Mr. Schulman's road to the managing partner's desk at a private practice, where fees range from $140 to $250 an hour, began with a law degree from the University of Baltimore in 1973. His first break came through the late J. Gilbert Prendergast, a judge on what was then called Baltimore's Supreme Bench, now city Circuit Court.
Judge Prendergast used lawyers for law clerks. When one of them quit unexpectedly, he was persuaded to hire young Bob Schulman, a mere first-year law student. He stayed for 3 1/2 years, until the judge died.
"Getting that job with a brilliant judge is why a University of Baltimore lawyer made it to the Justice Department," says Mr. Schulman, who joined the department in 1974 after a brief stint in the Baltimore public defender's office.
There, he was a member of a soon-to-be-disbanded organized-crime strike force before being recruited as a prosecutor in the local U.S. Attorney's office. In an office charged with bright, driven young men -- among them Mayor Kurt L. Schmoke, Baltimore City Solicitor Neil Janey and several prosecutors who went on to become judges -- Mr. Schulman more than held his own as a bright, driven young man.

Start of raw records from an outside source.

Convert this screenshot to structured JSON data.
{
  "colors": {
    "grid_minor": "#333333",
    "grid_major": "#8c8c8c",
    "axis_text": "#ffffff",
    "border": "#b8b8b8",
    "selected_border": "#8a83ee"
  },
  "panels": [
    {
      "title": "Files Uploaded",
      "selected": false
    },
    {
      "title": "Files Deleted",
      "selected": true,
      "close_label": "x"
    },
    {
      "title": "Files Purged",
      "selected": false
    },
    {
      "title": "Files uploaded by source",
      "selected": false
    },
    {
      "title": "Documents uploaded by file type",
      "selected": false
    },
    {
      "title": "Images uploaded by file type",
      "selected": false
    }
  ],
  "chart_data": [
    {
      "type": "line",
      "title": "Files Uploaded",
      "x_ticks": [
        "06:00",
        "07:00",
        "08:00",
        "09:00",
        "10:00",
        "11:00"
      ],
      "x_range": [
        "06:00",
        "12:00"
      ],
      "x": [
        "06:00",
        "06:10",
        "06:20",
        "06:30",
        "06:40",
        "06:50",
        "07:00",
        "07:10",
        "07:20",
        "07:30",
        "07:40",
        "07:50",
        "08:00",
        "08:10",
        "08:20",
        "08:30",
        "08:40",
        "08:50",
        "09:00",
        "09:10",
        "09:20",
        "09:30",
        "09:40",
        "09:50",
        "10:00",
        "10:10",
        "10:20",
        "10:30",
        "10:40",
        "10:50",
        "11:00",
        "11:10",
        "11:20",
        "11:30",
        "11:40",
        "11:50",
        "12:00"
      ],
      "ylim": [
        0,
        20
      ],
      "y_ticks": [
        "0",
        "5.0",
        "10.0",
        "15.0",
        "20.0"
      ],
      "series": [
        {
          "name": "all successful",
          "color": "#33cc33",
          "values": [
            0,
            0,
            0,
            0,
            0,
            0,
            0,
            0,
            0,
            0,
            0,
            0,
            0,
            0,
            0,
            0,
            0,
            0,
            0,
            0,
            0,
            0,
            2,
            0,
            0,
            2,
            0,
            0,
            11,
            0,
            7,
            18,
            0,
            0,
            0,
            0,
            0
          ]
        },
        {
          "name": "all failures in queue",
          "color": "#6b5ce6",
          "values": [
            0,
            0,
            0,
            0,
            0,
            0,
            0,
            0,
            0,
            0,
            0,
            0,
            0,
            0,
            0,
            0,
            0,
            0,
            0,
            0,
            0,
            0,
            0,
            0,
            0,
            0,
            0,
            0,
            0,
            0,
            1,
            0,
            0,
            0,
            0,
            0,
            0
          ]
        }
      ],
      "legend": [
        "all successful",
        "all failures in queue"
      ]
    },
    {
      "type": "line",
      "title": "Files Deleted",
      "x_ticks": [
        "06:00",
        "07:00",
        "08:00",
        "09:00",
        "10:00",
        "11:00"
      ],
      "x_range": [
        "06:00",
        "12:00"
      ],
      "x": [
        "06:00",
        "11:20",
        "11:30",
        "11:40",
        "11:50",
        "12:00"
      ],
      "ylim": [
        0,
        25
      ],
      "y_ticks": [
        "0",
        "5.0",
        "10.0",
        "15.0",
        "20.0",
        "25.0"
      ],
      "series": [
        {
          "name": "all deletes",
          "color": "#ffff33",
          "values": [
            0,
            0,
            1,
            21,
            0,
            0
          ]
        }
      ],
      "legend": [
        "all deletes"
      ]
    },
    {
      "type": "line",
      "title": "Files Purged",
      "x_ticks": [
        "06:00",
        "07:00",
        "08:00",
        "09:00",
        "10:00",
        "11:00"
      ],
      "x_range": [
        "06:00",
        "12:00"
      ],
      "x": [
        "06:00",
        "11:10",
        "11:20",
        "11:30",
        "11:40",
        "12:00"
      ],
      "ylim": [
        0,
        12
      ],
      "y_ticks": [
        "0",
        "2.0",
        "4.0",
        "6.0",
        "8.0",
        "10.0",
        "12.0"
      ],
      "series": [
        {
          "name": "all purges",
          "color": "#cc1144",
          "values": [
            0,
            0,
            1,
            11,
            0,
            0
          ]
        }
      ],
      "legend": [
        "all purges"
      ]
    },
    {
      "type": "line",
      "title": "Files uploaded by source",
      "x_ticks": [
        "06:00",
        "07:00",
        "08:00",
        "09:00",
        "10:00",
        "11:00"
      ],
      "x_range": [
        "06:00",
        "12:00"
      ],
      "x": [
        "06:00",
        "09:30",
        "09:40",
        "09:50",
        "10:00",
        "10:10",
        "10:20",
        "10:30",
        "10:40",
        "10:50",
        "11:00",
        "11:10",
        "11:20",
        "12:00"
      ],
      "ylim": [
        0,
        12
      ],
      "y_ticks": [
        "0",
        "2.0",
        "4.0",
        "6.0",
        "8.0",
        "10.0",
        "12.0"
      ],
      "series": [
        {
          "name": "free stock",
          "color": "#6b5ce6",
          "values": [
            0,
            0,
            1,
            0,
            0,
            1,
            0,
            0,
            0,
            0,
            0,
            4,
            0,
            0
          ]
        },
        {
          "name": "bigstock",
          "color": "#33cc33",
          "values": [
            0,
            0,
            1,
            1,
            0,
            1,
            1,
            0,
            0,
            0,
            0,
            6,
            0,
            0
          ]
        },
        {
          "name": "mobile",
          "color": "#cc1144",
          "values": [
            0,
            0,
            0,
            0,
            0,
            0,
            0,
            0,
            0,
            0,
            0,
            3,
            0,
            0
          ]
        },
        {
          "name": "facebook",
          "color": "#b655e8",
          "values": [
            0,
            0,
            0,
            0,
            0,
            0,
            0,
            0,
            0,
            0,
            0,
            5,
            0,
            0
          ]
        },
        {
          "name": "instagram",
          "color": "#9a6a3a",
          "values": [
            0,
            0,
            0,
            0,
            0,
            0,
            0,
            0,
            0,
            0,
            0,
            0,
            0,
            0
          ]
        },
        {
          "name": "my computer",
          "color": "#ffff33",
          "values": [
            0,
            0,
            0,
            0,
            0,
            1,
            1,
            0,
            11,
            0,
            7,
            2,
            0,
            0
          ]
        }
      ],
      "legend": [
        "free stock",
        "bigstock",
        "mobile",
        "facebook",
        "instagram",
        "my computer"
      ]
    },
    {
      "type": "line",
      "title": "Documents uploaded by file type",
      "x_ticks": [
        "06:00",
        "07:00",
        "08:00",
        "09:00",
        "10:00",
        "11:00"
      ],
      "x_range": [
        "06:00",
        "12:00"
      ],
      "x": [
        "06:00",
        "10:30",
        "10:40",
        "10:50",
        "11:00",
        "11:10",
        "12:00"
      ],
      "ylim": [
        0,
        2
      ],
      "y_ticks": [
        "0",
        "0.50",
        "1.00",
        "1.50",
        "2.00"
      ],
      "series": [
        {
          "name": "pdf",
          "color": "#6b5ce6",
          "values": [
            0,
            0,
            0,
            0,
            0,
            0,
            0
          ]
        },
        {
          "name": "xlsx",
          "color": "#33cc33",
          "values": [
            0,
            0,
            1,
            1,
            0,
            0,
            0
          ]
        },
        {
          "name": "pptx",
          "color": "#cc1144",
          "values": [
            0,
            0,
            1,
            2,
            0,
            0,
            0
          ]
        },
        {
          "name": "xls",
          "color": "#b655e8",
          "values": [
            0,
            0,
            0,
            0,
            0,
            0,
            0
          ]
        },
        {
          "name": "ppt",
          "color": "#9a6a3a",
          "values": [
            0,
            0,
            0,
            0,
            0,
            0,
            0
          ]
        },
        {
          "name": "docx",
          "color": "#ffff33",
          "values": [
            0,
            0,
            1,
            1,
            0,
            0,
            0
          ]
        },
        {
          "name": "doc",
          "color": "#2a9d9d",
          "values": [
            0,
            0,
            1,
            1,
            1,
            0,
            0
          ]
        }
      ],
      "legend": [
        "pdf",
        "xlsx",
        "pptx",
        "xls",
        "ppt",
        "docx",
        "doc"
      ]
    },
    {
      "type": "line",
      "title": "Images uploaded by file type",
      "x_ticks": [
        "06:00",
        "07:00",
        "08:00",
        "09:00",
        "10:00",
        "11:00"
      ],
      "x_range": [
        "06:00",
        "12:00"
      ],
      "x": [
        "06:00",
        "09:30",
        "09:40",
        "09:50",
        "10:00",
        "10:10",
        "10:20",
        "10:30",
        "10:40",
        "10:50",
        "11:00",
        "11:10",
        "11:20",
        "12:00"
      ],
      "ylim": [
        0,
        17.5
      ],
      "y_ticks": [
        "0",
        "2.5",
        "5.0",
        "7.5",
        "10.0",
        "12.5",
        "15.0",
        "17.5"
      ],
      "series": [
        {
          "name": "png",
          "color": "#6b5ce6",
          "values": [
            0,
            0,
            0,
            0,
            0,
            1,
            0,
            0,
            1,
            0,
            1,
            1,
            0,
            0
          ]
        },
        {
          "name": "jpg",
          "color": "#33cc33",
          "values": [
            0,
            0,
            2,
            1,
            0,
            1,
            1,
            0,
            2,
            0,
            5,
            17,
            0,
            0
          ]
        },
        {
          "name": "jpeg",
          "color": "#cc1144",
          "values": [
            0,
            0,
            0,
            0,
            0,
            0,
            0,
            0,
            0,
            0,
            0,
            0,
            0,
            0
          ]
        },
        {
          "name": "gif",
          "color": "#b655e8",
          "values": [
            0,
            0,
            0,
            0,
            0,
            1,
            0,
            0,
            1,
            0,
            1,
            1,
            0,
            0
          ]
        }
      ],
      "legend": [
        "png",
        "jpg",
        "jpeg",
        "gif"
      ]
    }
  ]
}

Nicknamed "Frizzy" for a wild head of hair that is now in retreat, Mr. Schulman spent five years in the federal prosecutor's office and served as chief of units investigating narcotics and fraud.
His highlights included a 1979 conviction against former Laurel Raceway owner Joseph E. Shamy, who swindled track shareholders out of more than $1 million. He was the prosecutor who won prison terms for Pagans biker president John "Satan" Marron and four of his henchmen for conspiracy to distribute the hallucinogen PCP. And he won a heroin case against former Dunbar High School basketball star Skip Wise.
Criminals, he says, suffer from chronic stupidity: "They never think they're going to get caught, they never do anything with the money except spend it as fast as they can, and they never tell you they did it."
Not many work as hard at what they do as Bob Schulman works at being a lawyer.
And if fate rules that Bob Schulman's cunning and verve combined with other people's money is the trick that brings pro football back to Baltimore, Mr. Schulman reckons that people will never forget him.
"We're good enough," he says. "I know it."